Defender of the Crown: The Legend Returns, remaster du classique Cinemaware de 1986, est sorti
Quarante ans après l'original sorti sur Commodore Amiga, Defender of the Crown revient sous le titre Defender of the Crown: The Legend Returns. Développé par le studio Black Tower Basement et publié par Nordcurrent Labs, le remaster est disponible depuis le 13 août 2026 sur PC (Steam, GOG), PlayStation 5, Xbox Series et Nintendo Switch, avec un mode fidèle au jeu d'origine aux côtés de deux nouvelles façons de jouer.

Sorti en 1986 sur Commodore Amiga, Defender of the Crown avait fait forte impression en habillant un jeu de stratégie médiévale des attributs d'un film: cinématiques soignées, tournois et sièges de château mis en scène comme des saynètes. C'était le tout premier titre du studio américain Cinemaware, conçu par Kellyn Beeck, avec les illustrations de James D. Sachs et une musique de Jim Cuomo. Le jeu avait ensuite été porté sur de nombreuses machines, dont la NES et, bien plus tard, la Game Boy Advance, avant d'inspirer une suite sur le CDTV en 1993 et deux remakes antérieurs, l'un en 2003, l'autre en 2007.
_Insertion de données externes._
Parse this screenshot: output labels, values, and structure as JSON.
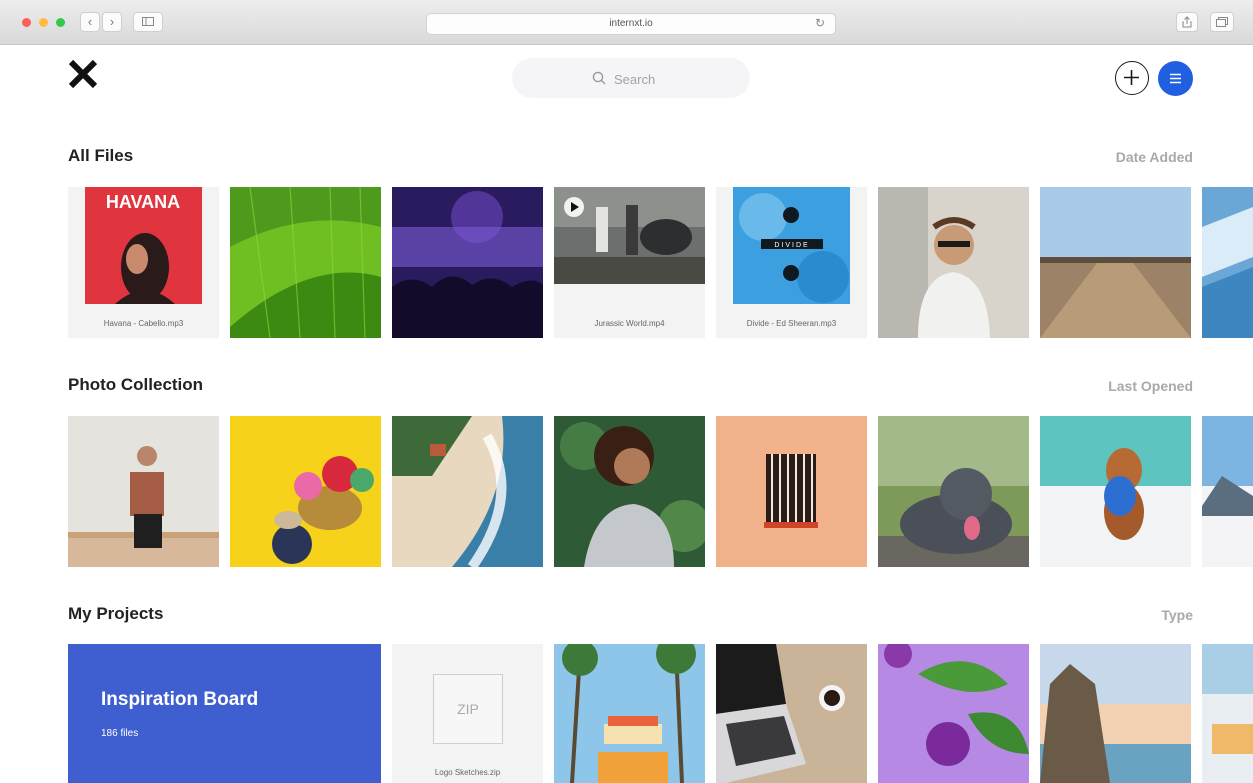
{
  "browser": {
    "url": "internxt.io"
  },
  "search": {
    "placeholder": "Search"
  },
  "sections": [
    {
      "title": "All Files",
      "sort_label": "Date Added"
    },
    {
      "title": "Photo Collection",
      "sort_label": "Last Opened"
    },
    {
      "title": "My Projects",
      "sort_label": "Type"
    }
  ],
  "all_files": {
    "havana_caption": "Havana - Cabello.mp3",
    "havana_art_text": "HAVANA",
    "jurassic_caption": "Jurassic World.mp4",
    "divide_caption": "Divide - Ed Sheeran.mp3",
    "divide_art_text": "DIVIDE"
  },
  "projects": {
    "inspiration_title": "Inspiration Board",
    "inspiration_count": "186 files",
    "zip_label": "ZIP",
    "zip_caption": "Logo Sketches.zip"
  },
  "colors": {
    "accent": "#1f5fe0",
    "board": "#3f5fd0"
  }
}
Le jeu propose trois façons distinctes de jouer. Le Retro Mode (mode rétro) rejoue le jeu Amiga d'origine avec une fidélité quasi parfaite, complétée de quelques aménagements de confort modernes: interrogé par Time Extension, le studio précise qu'il ne s'agit toutefois pas d'une émulation, mais d'une reconstruction intégrale, seule façon selon lui d'ajouter la localisation, le support manette, les sauvegardes et le portage console. Le Classic Mode (mode classique) reprend la même trame dans une identité visuelle entièrement revue, en réintroduisant certains éléments de la version DOS comme les garnisons. Le Kingdom Mode (mode royaume), enfin, est un ajout inédit: un roguelite (genre où chaque partie repart de zéro) à la construction de deck, où tournois, razzias et sièges se règlent par des mini-jeux de dés sur une carte qui reste la même d'une partie à l'autre, mais dont les événements changent à chaque fois.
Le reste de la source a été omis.